The children aren’t nasty; they mean well, they try and help. Some show more compassion than others. They are selfish in the way the average human is selfish, and they rationalize their actions as we all do. Perhaps this is what Ozu wants to tell us: in spite of our good intentions, we may never meet our parent’s expectations; and as parents, our children will always fall short of our own.

* * *


Last month, on E’s final day at work, her boss threw a surprise party. It took some careful preparation to ensure that E did not learn of this plan: she had access to our office calenders and even to some of our mailboxes. At half-past four a group of colleagues entered her office with a tray of champagne glasses and drinks. A small celebration followed: the boss gave the customary speech, we toasted to E’s new life ahead, and wished her luck. Later, she packed her stuff, tidied up her desk, and left.

Some days later I received a message from a niece in India. She had just graduated with a degree in computer science and was looking for opportunities to study abroad – would Germany be a good option? The move, if it happened, would take her thousands of miles away from her parents in Bangalore. Hers is the aspiration of the average young Indian graduate: to seek opportunity, no matter how far from home. And she would probably find it hard to understand E’s story, to see why someone would leave a good job for no other reason than to be close to family.

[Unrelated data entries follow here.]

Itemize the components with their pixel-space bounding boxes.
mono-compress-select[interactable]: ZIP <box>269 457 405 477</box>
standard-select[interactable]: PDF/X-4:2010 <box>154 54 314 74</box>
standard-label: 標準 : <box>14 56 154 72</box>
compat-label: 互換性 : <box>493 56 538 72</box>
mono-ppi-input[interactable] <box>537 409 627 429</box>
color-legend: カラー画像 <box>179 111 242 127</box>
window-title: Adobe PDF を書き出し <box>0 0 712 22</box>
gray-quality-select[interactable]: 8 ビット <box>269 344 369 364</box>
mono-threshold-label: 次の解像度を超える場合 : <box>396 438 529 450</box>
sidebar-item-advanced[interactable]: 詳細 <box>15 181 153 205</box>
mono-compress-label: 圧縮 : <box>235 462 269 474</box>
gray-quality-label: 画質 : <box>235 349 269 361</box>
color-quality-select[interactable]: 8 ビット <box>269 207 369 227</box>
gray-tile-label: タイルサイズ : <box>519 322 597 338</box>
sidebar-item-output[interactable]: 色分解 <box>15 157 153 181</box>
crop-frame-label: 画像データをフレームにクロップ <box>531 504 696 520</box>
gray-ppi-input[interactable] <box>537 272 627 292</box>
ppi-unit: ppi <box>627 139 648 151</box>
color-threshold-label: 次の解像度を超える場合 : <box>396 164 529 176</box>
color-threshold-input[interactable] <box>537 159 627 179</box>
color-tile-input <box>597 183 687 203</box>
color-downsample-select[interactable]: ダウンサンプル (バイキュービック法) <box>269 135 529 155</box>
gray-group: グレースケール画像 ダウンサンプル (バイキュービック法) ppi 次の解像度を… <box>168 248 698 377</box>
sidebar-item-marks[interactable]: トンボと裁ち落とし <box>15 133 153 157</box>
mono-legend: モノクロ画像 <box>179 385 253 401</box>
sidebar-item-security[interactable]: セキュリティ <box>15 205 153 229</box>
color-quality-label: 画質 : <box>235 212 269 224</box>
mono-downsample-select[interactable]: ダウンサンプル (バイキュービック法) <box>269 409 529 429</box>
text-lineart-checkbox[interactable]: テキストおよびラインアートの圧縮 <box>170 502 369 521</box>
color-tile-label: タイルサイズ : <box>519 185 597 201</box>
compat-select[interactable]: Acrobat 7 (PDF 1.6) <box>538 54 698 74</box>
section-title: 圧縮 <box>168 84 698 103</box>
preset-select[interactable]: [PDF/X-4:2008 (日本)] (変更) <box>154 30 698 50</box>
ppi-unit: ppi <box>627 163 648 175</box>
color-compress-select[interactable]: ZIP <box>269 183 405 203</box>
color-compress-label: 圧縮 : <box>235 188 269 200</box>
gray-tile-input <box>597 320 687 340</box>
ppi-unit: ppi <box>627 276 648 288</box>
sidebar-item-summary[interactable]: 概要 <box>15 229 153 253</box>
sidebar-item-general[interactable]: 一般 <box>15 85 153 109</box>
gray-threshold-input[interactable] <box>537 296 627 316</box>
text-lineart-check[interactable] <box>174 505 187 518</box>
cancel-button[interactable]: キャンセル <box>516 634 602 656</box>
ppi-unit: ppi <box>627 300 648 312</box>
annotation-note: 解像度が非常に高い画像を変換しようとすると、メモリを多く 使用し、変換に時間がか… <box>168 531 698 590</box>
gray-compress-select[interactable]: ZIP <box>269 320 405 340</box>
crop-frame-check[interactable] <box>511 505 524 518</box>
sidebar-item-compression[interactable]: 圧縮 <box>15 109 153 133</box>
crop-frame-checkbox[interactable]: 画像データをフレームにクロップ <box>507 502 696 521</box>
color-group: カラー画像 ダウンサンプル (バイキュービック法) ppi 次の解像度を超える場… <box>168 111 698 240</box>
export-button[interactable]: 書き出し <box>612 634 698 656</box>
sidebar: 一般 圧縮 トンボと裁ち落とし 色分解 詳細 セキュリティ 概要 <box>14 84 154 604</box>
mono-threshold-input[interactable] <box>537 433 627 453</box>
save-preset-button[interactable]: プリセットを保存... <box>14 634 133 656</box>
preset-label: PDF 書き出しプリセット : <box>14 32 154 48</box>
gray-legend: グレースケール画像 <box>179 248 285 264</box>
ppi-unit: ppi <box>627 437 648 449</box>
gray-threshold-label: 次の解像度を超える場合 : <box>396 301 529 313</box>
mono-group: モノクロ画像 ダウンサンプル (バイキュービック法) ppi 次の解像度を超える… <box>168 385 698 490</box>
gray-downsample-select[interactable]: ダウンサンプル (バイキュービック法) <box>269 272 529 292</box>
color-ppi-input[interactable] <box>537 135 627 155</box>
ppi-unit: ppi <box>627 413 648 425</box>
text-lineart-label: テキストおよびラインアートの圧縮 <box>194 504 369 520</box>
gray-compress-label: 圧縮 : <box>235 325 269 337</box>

10 thoughts on “Family matters

  1. Why do your words tend to bring tears to my eyes, dear Parmanu? How insightful your observations are. As a young woman, I made the decision to give up my career to be near my mother, who was very ill at the time. Was it because I was the eldest child? Was it because of our German heritage? Was it because I simply loved her very much? Who knows. But I suspect that E discovered the depth of her love for family precisely because she travelled far, far away and experienced life away from them.

    1. I was moved by your response, R. When I wrote the essay, I wanted to explore that incident with E in the larger context of what families mean in different cultures at different times. There was a hope that this would resonate with someone, somewhere, but your response far exceeded my expectations. It reminded me that writing can make a difference. (As a reader, I know this, but as a writer I often tend to doubt it.)

      Thanks so much for sharing your thoughts here.

      1. I strongly believe that writers make a difference. They are the brave ones who commit pen to paper – words to software. Readers would be lost without writers.

        Thank you Parmanu for being brave!

  2. Strangely the perception of family life in the West still persists in India. I live in the South in the U.S. so here, the family ties are even tighter than in parts of India I grew up in.

    Once again, a beautiful read.

  3. Beautifully captured. Yes, its true…..I also realised how much my family mean to me …the day they decided to move so far away.

    But do you think that here parents are far more dependent on their children that the other way around?

  4. wow…how you make these three stories – which seem not quite easy to connect – into one, blending memories, observations, intuition and movie into one… incredibly beautiful. also, you seem to be a very talented observer of the world, of people and their emotions and feelings. observation without judgments – quite a difficult task to master.
    you made me a) want to start writing again and b) realize that thinking I was open-minded was actually quite narrow-minded, considering how deep and thoughtful, abstract but beautiful your writing on your thoughts of the world is. what a beautiful treasure I discovered on this website… thank you. please never stop writing. and if you ever publish a book, do let me know!